La Commission européenne a reçu la plainte déposée par l'ancien président de la Generalitat Carles Puigdemont et les anciens conseillers Toni Comín et Lluís Puig contre l'Espagne pour l'application de la loi d'amnistie, bien qu'elle évite pour le moment de faire toute évaluation sur le fond de l'affaire et rappelle qu'il appartient aux tribunaux espagnols "d'appliquer les résolutions" émises par le Tribunal de justice de l'Union européenne (TJUE), selon confirment des sources communautaires à DEMÓCRATA.
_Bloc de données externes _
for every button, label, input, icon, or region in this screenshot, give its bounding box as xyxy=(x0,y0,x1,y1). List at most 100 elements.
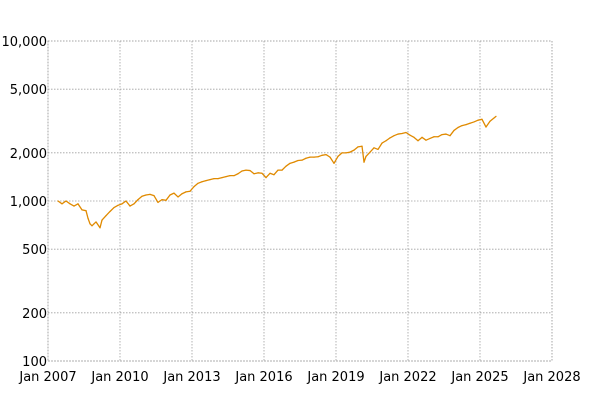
x-tick-label: Jan 2019 xyxy=(306,370,364,385)
x-tick-label: Jan 2028 xyxy=(522,370,580,385)
data-point xyxy=(293,161,295,163)
data-point xyxy=(91,225,93,227)
plot-frame xyxy=(47,40,553,362)
data-point xyxy=(85,210,87,212)
data-point xyxy=(481,118,483,120)
x-tick-label: Jan 2010 xyxy=(90,370,148,385)
data-point xyxy=(309,156,311,158)
data-point xyxy=(433,136,435,138)
data-point xyxy=(137,199,139,201)
data-point xyxy=(445,133,447,135)
data-point xyxy=(321,154,323,156)
x-tick-label: Jan 2016 xyxy=(234,370,292,385)
data-point xyxy=(485,126,487,128)
data-point xyxy=(95,221,97,223)
data-point xyxy=(249,169,251,172)
data-point xyxy=(281,169,283,171)
data-point xyxy=(165,199,167,201)
data-point xyxy=(169,194,171,196)
data-point xyxy=(217,178,219,180)
y-tick-label: 500 xyxy=(22,243,47,258)
data-point xyxy=(325,153,327,156)
data-point xyxy=(413,136,415,138)
data-point xyxy=(457,126,459,129)
data-point xyxy=(477,119,479,121)
data-point xyxy=(495,115,497,117)
data-point xyxy=(473,121,475,123)
data-point xyxy=(185,191,187,193)
data-point xyxy=(117,204,119,206)
data-point xyxy=(241,170,243,172)
y-tick-label: 2,000 xyxy=(10,147,47,162)
data-point xyxy=(257,172,259,174)
data-point xyxy=(329,156,331,158)
y-tick-label: 10,000 xyxy=(2,35,48,50)
series-line xyxy=(57,115,497,229)
data-point xyxy=(153,195,155,197)
y-tick-label: 5,000 xyxy=(10,83,47,98)
data-point xyxy=(357,146,359,148)
data-point xyxy=(233,175,235,177)
data-point xyxy=(317,156,319,158)
data-point xyxy=(221,177,223,179)
data-point xyxy=(449,135,451,137)
data-point xyxy=(101,219,103,221)
data-point xyxy=(417,140,419,142)
data-point xyxy=(337,155,339,157)
data-point xyxy=(157,201,159,203)
data-point xyxy=(173,192,175,194)
data-point xyxy=(245,169,247,171)
data-point xyxy=(361,145,363,147)
data-point xyxy=(213,178,215,180)
data-point xyxy=(113,206,115,209)
data-point xyxy=(69,203,71,205)
data-point xyxy=(109,210,111,213)
x-tick-label: Jan 2013 xyxy=(162,370,220,385)
data-point xyxy=(73,205,75,207)
x-tick-label: Jan 2022 xyxy=(378,370,436,385)
data-point xyxy=(57,200,59,202)
data-point xyxy=(133,203,135,205)
data-point xyxy=(225,176,227,178)
data-point xyxy=(365,155,367,157)
data-point xyxy=(421,136,423,138)
data-point xyxy=(193,186,195,188)
data-point xyxy=(161,199,163,201)
data-point xyxy=(453,129,455,132)
data-point xyxy=(363,161,365,163)
data-point xyxy=(425,139,427,141)
data-point xyxy=(301,159,303,161)
data-point xyxy=(377,148,379,151)
data-point xyxy=(89,223,91,225)
data-point xyxy=(381,142,383,144)
series-layer xyxy=(57,115,497,229)
data-point xyxy=(77,203,79,205)
data-point xyxy=(393,135,395,137)
data-point xyxy=(189,190,191,192)
data-point xyxy=(181,193,183,195)
data-point xyxy=(353,149,355,151)
data-point xyxy=(61,203,63,205)
data-point xyxy=(87,217,89,219)
data-point xyxy=(273,174,275,176)
data-point xyxy=(349,151,351,153)
data-point xyxy=(277,169,279,171)
data-point xyxy=(465,124,467,126)
data-point xyxy=(405,131,407,134)
data-point xyxy=(493,117,495,119)
data-point xyxy=(121,203,123,205)
data-point xyxy=(105,215,107,217)
data-point xyxy=(229,175,231,177)
data-point xyxy=(177,196,179,198)
data-point xyxy=(265,177,267,179)
data-point xyxy=(253,173,255,175)
data-point xyxy=(261,172,263,174)
data-point xyxy=(125,200,127,202)
data-point xyxy=(401,132,403,135)
data-point xyxy=(65,200,67,202)
data-point xyxy=(461,124,463,127)
data-point xyxy=(369,151,371,153)
data-point xyxy=(469,122,471,124)
data-point xyxy=(237,173,239,175)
Ces mêmes sources rappellent que, une fois une plainte reçue, "elle est traitée conformément à la procédure ordinaire de la Commission", qui inclut une phase d'examen, d'enregistrement et d'évaluation avant d'adopter toute décision.
"Nous pouvons confirmer que nous avons reçu la lettre. Lorsque des plaintes sont déposées, elles sont gérées conformément à la procédure habituelle de la Commission. Nous n'avons pas d'autres commentaires à ce stade", signalent.
La Commission renvoie à l'arrêt du TJUE
Concernant l'arrêt du TJUE, rendu le 16 juillet dernier et dans lequel le tribunal a validé la compatibilité de la loi d'amnistie avec le droit de l'Union, la Commission insiste sur le fait qu'il appartient aux organes judiciaires nationaux d'exécuter ses résolutions.
"La Commission est consciente du dernier arrêt du Tribunal de justice sur cette affaire, du 16 juillet. Il appartient aux tribunaux de renvoi d'appliquer les résolutions du Tribunal de justice", transmettent les sources communautaires à ce média.
La réponse maintient la ligne de prudence déjà exprimée par Bruxelles après la connaissance de l'initiative de Puigdemont et évite d'anticiper si l'institution ouvrira ou non une procédure d'infraction contre l'Espagne.
Puigdemont demande une procédure d'infraction
La plainte, élaborée par l'avocat Gonzalo Boye, demande que la Commission européenne engage une procédure d'infraction contre l'Espagne en considérant que la Cour des comptes n'a pas correctement appliqué l'arrêt du TJUE sur l'amnistie.
Le document soutient que la décision de l'organe de contrôle d'accorder un délai de dix jours pour présenter des observations dans l'affaire concernant la présumée malversation de fonds liée au procés viole le droit de l'Union et maintient indûment la procédure ouverte.
En plus de s'adresser à la Commission européenne, Puigdemont, Comín et Puig ont également envoyé un document au propre Tribunal de justice de l'Union européenne pour dénoncer le prétendu non-respect de l'arrêt rendu le 16 juillet dernier.
Pour l'instant, Bruxelles se limite à confirmer la réception de la plainte, rappeler qu'elle suivra la voie administrative ordinaire prévue pour ce type de réclamations et réitérer que l'application des résolutions de la CJUE revient aux tribunaux nationaux qui connaissent de la procédure.